I don’t know how she found out about it, since we only decided we wanted to get married there the night before, and we hadn’t told anyone. I was starting to think Ellen was magic.

She had one more surprise, though. When Darren and David came onstage to join us, we had already known Ellen would get in a Blues Brothers suit and dance with us too, and we had a space for her in our routine, but she stopped us and said we had to make room for one more person too. We were confused, and then who do you think came onto the stage?

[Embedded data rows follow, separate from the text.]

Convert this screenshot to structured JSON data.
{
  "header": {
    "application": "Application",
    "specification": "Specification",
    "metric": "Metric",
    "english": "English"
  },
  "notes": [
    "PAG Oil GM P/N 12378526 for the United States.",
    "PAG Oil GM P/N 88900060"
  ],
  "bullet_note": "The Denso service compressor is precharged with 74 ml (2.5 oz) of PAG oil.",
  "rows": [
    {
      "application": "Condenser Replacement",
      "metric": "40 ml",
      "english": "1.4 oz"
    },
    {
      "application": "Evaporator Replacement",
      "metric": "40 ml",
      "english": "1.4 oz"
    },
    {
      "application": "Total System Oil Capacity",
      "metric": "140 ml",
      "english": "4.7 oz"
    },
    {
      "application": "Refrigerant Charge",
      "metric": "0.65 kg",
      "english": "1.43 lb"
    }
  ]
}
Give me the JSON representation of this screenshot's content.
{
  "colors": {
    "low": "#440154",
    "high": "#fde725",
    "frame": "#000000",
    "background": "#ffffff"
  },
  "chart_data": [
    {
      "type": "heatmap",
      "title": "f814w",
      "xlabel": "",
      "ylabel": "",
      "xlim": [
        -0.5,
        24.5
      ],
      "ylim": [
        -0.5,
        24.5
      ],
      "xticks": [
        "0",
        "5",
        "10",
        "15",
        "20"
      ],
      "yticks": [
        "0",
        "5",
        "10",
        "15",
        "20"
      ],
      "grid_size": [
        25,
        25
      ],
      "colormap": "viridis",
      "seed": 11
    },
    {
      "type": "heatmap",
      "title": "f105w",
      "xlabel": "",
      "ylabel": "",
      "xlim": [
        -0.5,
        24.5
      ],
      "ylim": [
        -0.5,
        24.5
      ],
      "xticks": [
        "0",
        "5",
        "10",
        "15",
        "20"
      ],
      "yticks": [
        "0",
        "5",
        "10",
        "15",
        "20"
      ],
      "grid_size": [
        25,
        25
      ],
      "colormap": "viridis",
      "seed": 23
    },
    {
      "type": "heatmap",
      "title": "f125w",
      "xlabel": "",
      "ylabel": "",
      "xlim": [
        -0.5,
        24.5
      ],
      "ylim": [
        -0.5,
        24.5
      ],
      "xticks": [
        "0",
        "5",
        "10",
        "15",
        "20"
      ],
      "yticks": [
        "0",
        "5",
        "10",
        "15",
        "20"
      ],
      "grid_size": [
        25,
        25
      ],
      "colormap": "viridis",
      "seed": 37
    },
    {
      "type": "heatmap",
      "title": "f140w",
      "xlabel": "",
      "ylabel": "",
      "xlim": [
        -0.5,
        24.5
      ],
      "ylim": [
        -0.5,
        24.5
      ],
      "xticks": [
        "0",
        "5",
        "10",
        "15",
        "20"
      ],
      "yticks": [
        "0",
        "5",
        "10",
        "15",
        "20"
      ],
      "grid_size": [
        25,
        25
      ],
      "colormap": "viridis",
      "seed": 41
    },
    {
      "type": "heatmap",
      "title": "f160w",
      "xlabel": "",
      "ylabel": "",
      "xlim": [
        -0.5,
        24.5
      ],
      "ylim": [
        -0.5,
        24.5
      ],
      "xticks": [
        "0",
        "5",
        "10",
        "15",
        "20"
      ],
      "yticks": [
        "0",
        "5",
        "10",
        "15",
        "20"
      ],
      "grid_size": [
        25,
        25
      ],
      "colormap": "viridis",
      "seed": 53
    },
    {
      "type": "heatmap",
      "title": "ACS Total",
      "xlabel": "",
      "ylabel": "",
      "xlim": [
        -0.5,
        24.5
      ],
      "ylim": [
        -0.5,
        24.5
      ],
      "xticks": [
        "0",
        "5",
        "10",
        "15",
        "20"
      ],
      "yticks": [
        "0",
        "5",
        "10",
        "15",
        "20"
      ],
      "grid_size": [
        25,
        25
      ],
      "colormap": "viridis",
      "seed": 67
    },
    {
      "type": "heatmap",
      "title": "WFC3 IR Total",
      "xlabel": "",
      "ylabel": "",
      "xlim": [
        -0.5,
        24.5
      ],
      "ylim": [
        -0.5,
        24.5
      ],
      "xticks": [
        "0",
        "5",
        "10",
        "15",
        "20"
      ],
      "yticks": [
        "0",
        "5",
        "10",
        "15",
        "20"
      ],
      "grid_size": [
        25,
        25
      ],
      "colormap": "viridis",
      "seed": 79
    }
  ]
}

Shakira, the one who actually sings “Try Everything.”

So that’s how we ended up on the Ellen show, dancing with Ellen while Shakira sang for us. While Neil danced in the audience until I motioned for him to come forward and dance beside me on the stage. And as he smiled up at me, big and awkward and beautiful, I realized this was what it would have been like for me if Dan Aykroyd would have invited me up to dance with him when I was little.

Our routine was a bit off while we performed, but they were all new mistakes, so it was okay.

I sang with Shakira a couple of times on the chorus. She smiled at me as we danced together, as I did my Elwood Blues moves with her. Ellen was good too, doing her silly Ellen dance with me, with Darren, with David, with Jeremey, even for a while with Neil until he got overwhelmed and had to go sit with Amanda again.

The best, though, was when I danced with Jeremey. When I spun him in my arms, when the world went away and it was only the two of us inside the space. There were lights and cameras on us, and once this show aired, more people would recognize us in airports. We were going to be celebrities like Ellen.

We were going to keep fighting. We’d keep falling down, and sometimes it would hurt a lot. But I reminded myself Jeremey would always be here with me, inside this dance and outside of it. So would Darren and David and everyone else, even Ellen. Everyone in the video she’d played for me.

I’d had it wrong all along. I didn’t have to shelter the sea. I had to find the way to let the sea shelter me. And as the audience’s roar washed over me in a wave, as I let the video and everything we’d accomplished sink into my heart, I acknowledged my sea was quite wonderful indeed.